By Irati Oliega Aiesta
More than half a century on, 2022 saw the opening of the very first Article-2 compliant investigation into the death of 14-year-old Desmond ‘Dessie’ Healey, an inquest that has continued in 2023 at Banbridge Court House. Relatives For Justice has long been supporting Dessie’s twin brother, Ted, as well as the wider Healey family, in their quest for truth and justice – not least in this long-awaited process through the coronial system which, in some instances, can be emotionally challenging and feel hostile for families.
Dessie was 14 years old when he lost his life – a child, a schoolboy who was full of life as described by his family and friends, who loved dancing and swimming. His life was cut short on the 9th of August 1971, on the dreadful day known as the introduction of internment, when he was rioting against soldiers of the Parachute Regiment, the elite airborne infantry of the British Army which was also responsible for the unjustified deaths of 11 innocent people in Ballymurphy. Led by Coroner Maria Dougan, the inquest into the death of the schoolboy is currently looking into the circumstances in which Dessie was killed. The Healey family is represented by barristers Fiona Doherty KC and Orla Gallagher, instructed by Ó Muirigh Solicitors, who secured the inquest for Dessie’s relatives. The other parties in the inquest are the Ministry of Defense, the PSNI, and two former British soldiers known to this inquest under the cyphers of M66 and M23.
Throughout the months of December 2022, and January, August and September 2023, the Coroner has heard the evidence of 16 civilian and 5 military witnesses – former members of D Company, 1st Battalion of the Parachute Regiment – as well as many other testimonies collected in statements which were read out in court under Rule 17. Some of these statements were taken by the Association for Legal Justice (ALJ) in 1971, and others more recently by the Coroner’s investigator. Although some of the details given in those narratives vary, most probably due to the passage of time, the historically disputed circumstances remain the same when comparing civilian and former military testimonies. Other factors include the traumatic experience observed by the witnesses – who were mostly children and young adults at the time.
The civilian witnesses are all clear that rioters in Lenadoon Avenue, the majority of who were teenagers and young adults throwing mainly stones and empty bottles, did not have nor did they throw any petrol bombs at the British Army as originally reported by the soldiers, and none of them have a recollection of having heard any warnings being given by the Paras.

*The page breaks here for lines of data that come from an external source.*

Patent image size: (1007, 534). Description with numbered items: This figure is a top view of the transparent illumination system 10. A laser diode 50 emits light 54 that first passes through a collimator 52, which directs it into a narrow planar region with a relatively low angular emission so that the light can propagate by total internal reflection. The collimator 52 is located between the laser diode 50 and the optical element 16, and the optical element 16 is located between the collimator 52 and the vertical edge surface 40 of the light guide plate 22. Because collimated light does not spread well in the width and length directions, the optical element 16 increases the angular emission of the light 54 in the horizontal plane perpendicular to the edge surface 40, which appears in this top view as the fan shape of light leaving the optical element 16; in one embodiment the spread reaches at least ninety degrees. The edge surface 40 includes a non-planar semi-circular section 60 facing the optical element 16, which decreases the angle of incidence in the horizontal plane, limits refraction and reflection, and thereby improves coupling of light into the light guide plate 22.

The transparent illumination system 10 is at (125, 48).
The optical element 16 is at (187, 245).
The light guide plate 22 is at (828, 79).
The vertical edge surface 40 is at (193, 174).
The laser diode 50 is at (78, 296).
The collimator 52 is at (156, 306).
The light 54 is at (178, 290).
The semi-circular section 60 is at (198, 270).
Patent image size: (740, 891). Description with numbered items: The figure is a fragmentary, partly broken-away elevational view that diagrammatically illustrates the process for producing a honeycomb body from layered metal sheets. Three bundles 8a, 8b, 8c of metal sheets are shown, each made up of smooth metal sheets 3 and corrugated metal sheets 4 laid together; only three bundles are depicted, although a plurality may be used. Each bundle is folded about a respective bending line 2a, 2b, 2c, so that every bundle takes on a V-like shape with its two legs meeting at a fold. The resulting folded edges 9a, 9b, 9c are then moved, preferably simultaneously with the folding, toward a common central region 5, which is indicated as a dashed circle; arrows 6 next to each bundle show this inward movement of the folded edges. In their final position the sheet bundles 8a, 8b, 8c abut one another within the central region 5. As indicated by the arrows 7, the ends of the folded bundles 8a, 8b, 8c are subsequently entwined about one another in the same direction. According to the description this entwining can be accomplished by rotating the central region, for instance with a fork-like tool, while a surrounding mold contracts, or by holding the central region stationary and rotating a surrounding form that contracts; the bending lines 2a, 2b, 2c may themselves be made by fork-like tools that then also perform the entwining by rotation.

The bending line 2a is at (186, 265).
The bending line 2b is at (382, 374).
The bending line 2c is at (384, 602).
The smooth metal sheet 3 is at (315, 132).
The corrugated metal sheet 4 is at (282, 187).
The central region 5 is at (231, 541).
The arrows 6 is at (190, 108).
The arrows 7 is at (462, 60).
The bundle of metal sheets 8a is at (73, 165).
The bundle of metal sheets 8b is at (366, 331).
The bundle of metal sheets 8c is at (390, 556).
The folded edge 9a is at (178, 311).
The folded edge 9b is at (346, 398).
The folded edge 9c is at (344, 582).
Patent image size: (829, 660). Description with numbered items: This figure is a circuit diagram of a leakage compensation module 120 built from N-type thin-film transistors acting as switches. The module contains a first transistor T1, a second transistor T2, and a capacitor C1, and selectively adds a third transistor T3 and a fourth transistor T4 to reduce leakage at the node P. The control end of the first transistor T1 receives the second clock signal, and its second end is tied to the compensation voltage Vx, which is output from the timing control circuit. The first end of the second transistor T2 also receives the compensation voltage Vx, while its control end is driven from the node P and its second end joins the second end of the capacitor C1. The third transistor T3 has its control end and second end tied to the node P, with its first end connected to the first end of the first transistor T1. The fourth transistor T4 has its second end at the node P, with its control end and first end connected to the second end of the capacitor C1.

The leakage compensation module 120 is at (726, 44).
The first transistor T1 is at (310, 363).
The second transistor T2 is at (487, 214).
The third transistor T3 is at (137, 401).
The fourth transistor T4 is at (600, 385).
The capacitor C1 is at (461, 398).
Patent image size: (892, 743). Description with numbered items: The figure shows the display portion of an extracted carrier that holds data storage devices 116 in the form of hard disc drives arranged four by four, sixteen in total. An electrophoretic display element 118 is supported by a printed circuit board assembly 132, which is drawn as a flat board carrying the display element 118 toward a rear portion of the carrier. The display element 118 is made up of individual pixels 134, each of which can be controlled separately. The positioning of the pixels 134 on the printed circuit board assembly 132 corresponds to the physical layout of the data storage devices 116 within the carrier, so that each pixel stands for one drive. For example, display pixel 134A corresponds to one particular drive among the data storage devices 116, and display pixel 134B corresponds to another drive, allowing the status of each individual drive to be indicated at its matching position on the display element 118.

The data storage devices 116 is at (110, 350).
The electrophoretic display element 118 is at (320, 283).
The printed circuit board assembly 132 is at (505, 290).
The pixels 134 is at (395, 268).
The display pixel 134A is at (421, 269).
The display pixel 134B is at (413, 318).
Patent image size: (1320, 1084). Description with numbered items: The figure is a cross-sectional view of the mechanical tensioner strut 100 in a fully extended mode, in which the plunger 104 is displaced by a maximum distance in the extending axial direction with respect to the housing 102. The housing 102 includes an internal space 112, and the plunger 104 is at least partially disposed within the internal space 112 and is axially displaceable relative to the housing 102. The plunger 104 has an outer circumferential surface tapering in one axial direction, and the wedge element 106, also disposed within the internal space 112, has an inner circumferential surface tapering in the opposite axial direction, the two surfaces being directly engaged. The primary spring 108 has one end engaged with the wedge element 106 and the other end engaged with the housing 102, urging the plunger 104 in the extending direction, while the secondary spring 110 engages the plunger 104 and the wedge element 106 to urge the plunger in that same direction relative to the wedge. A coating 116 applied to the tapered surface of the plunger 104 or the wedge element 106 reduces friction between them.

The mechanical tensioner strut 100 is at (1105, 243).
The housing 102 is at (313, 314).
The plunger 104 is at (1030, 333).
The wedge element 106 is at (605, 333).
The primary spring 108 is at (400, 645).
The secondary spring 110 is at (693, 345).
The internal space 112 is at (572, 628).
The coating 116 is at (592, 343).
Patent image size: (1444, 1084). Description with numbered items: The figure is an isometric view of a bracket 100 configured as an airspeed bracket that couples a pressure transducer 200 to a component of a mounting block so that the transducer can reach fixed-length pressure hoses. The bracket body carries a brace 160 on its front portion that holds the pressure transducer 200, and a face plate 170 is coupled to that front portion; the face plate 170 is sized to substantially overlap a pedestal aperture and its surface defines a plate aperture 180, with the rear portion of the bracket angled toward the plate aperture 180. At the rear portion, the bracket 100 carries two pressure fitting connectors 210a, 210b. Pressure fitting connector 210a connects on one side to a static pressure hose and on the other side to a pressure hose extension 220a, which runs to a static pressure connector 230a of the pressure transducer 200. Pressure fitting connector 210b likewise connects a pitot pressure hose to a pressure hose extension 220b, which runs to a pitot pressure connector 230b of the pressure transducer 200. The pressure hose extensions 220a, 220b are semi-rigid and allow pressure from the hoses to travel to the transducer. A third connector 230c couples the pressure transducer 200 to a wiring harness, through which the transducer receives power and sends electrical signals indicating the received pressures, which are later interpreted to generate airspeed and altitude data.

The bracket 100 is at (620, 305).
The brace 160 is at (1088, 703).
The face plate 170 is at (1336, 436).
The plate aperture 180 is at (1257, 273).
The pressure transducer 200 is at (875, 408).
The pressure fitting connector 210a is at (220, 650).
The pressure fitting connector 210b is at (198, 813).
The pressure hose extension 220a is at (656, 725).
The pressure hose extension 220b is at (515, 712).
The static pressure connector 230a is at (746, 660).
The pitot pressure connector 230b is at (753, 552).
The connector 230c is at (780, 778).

It is believed that Dessie had just thrown a bottle at British soldiers and was about to propel another one when he was shot. Some civilian witnesses have a clear recollection of what his latest projectiles were – HP sauce bottles, which are believed to have been brought to the area from a hijacked food lorry close by. The military involved in Dessie’s death at the time gave statements to the Royal Military Police and said he was throwing petrol bombs. None of the former British soldiers who had witnessed the shooting and given evidence in court could say they had seen petrol bombs being thrown – only one, known to the inquest as M63, mentioned having smelled petrol in the vicinity. The military witness cyphered as M66, however, corroborated the recollections of civilian witnesses during his evidence – he did not see petrol bombs, nor did he smell any petrol in the area, and he never heard any warnings being shouted by his colleagues. This, we believe, would suggest that the Paras may have acted in contravention of the Yellow Card and the rules of engagement contained in it, which the now Lady Chief Justice Dame Siobhan Keegan found their colleagues in C Company did on the same day in Ballymurphy.
M66 also admitted that he knows the name of the British soldier who fired the fatal shot, known to this inquest only as Soldier D – he has not yet been identified – but he refused to disclose the name to the Coroner, even though he could be found in contempt of court as a consequence. This is one of the outstanding issues that the inquest is now dealing with at the final stages of the inquest, before the parties prepare their written submissions for the Coroner’s consideration in the coming months. A date is expected to be fixed and the outstanding issues heard and dealt with in due course. Coroner Dougan will then be expected to deliver her findings before the cut-off date given by the Legacy and Reconciliation Act. In fact, the Healey inquest could be one of the last ones to be concluded before all the current mechanisms are shut down by the Act of Shame next year.
During this challenging but hopeful process for the family, we have seen that the pain and trauma of having witnessed the violent killing of a child has transcended Dessie’s relatives. The bereaved are legally entitled to truth and justice as enshrined in international human rights treaties and standards.
We also believe there is a moral responsibility towards the wider community who are impacted by the loss of their schoolfriend in this appalling killing. That truth extends to the immediate surviving witnesses who were also children when Dessie was killed. They too carry the traumatic impact of that fateful day with them. And then there is the wider communal impact that has been so layered with traumas given the extent of the conflict that only accountable truth and justice – with culpability – can deliver to in terms of historical clarification that ends the State lies.
That is why we need ECHR Article 2 compliant mechanisms to deal with past human rights violations, and the so-called Independent Commission for Reconciliation and Information Recovery is not one of them.